In its colloquial usage, being mindful typically refers to being generally cognizant of what’s going on, usually what’s going on outside or around you. But its usage has more of a specialized connotation among Buddhists, and has specific reference to being cognizant of your mental states, whether these are produced through sensations in the body, or emotions or thoughts arising within the mind. .
I consider myself a “sola Vipassana” Buddhist. Instead of the Christian Protestant axiom of salvation from the guilt of sin and its damning consequences, by faith alone through grace alone, I advocate deliverance from the cycle of suffering that is samsara, by Vipassana (insight) alone through Anapanasati (mindfulness of breathing in and out) alone.
This doesn’t mean I condemn other spiritual traditions or other forms of meditation, of course. There are plenty of meditative practices and other spiritual practices within the Buddhist tradition, sometimes within the same tradition (samadhi and anapansati in Theravada), and plenty of interesting practices outside of Buddhism. I am convinced that this practice in itself, however, is sufficient for the cessation of suffering.
In order to practice it, focus on the sensations surrounding breathing by centering on either your abdomen or nostrils. I focus on nostrils myself, and empty my mind of everything except for the sensation of breath entering and leaving my nostrils. Periodically, you will experience the rise of various bodily sensations and mental and emotional impulses or volitions. When this happens, simply silently identify what you are experiencing in your mind, without assigning either positive or negative valuation to the impulse.
Neither repress nor condemn nor praise anything you experience. Simply give it its name and it will dissipate after a few moments. Suppose your nose itches. Mentally center on it and think to yourself “itching. Itching…”. Neither scratch the itch (literal or figurative) nor condemn it. Simply let your itch have its day in court. This principle applies with undiminished force to other itches as well, both physical and mental.
Suppose a thought arises, attached to a certain emotion, causing you to envy someone else because you wish you had their body or access to certain kinds of enjoyment. You are to think to yourself “envy. Envy…” in each case you will witness your attachment gently dissipate without much fanfare within a few seconds. Try this next time you are overcome with anxiety concerning an approaching bill or car repair or anything else as well.
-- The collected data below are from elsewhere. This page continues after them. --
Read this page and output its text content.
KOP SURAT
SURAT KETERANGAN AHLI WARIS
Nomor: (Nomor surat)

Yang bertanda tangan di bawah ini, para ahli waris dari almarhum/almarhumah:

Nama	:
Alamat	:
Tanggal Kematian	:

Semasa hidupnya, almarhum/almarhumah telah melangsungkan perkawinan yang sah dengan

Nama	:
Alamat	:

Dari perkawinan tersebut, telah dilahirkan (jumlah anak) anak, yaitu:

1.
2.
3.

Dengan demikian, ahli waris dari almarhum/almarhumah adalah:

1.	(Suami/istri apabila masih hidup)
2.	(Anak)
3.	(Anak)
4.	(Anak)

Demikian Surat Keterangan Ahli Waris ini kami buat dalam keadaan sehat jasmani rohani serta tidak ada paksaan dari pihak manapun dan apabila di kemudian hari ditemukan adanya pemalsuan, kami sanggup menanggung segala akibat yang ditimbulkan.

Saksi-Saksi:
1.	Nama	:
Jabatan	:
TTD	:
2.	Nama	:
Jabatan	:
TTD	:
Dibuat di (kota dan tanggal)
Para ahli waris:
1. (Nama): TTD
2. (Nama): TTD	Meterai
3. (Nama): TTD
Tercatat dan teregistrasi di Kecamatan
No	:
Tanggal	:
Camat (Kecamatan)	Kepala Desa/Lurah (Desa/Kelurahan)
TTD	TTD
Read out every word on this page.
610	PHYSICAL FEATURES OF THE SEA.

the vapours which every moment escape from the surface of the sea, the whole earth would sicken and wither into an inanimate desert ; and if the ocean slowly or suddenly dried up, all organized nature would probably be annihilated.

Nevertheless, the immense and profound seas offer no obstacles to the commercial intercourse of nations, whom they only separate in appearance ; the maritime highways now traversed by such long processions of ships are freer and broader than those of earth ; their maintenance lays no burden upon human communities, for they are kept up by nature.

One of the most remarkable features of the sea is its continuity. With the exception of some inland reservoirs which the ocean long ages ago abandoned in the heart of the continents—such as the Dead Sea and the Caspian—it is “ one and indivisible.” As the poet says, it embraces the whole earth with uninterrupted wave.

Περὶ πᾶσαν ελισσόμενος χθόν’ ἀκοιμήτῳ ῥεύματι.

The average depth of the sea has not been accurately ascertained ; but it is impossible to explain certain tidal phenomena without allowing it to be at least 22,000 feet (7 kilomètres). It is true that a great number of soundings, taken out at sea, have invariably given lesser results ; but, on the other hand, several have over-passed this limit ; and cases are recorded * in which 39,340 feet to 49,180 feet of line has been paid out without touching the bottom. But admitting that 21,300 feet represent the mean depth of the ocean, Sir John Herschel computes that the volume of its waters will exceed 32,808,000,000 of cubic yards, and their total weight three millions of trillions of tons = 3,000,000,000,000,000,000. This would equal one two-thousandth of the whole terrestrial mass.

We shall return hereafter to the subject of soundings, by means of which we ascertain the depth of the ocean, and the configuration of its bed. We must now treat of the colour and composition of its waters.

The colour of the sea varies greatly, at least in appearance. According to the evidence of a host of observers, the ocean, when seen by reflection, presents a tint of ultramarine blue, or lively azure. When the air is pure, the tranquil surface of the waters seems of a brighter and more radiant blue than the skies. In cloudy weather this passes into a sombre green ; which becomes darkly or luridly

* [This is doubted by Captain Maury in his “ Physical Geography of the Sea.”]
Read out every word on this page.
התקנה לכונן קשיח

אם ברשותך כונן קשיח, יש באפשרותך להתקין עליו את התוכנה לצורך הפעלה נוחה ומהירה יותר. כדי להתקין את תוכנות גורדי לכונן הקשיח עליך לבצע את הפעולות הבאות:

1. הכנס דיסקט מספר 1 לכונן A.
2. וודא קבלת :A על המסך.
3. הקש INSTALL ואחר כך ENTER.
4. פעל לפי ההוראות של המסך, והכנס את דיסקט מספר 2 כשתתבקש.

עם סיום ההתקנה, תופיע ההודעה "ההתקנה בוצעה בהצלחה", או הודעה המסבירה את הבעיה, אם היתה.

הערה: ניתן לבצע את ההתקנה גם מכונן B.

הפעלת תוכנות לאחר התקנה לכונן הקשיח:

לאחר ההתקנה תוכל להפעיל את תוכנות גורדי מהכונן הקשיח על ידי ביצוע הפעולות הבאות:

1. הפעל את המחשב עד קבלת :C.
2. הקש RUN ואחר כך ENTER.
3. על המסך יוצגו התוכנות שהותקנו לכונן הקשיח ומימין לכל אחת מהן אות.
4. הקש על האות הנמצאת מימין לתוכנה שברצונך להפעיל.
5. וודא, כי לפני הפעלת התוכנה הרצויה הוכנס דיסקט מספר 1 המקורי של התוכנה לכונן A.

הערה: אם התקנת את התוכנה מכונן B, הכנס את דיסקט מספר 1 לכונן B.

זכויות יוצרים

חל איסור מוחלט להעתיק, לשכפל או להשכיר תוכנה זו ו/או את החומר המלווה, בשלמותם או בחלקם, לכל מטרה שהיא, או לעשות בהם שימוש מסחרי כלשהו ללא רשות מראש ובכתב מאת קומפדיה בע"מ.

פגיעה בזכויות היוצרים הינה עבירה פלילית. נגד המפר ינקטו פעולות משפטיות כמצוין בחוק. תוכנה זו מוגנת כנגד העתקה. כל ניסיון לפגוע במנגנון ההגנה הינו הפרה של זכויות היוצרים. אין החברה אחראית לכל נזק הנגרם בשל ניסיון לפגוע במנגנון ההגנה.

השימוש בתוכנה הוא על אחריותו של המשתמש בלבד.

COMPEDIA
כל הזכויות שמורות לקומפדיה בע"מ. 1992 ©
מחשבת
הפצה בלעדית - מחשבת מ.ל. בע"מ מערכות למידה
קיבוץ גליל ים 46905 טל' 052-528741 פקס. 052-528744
This applies to positive affects as well. You may find yourself becoming elated during meditation. This is not a “bad” thing. But becoming attached to positive emotions is no less a source of suffering than bondage to negative ones. If you experience a sense of intense tranquility, make that the object of your mindfulness as well. It will also dissipate and you will incrementally approach a state of non-attachment to any affects whatsoever, a state in which suffering has vanished and peace reigns.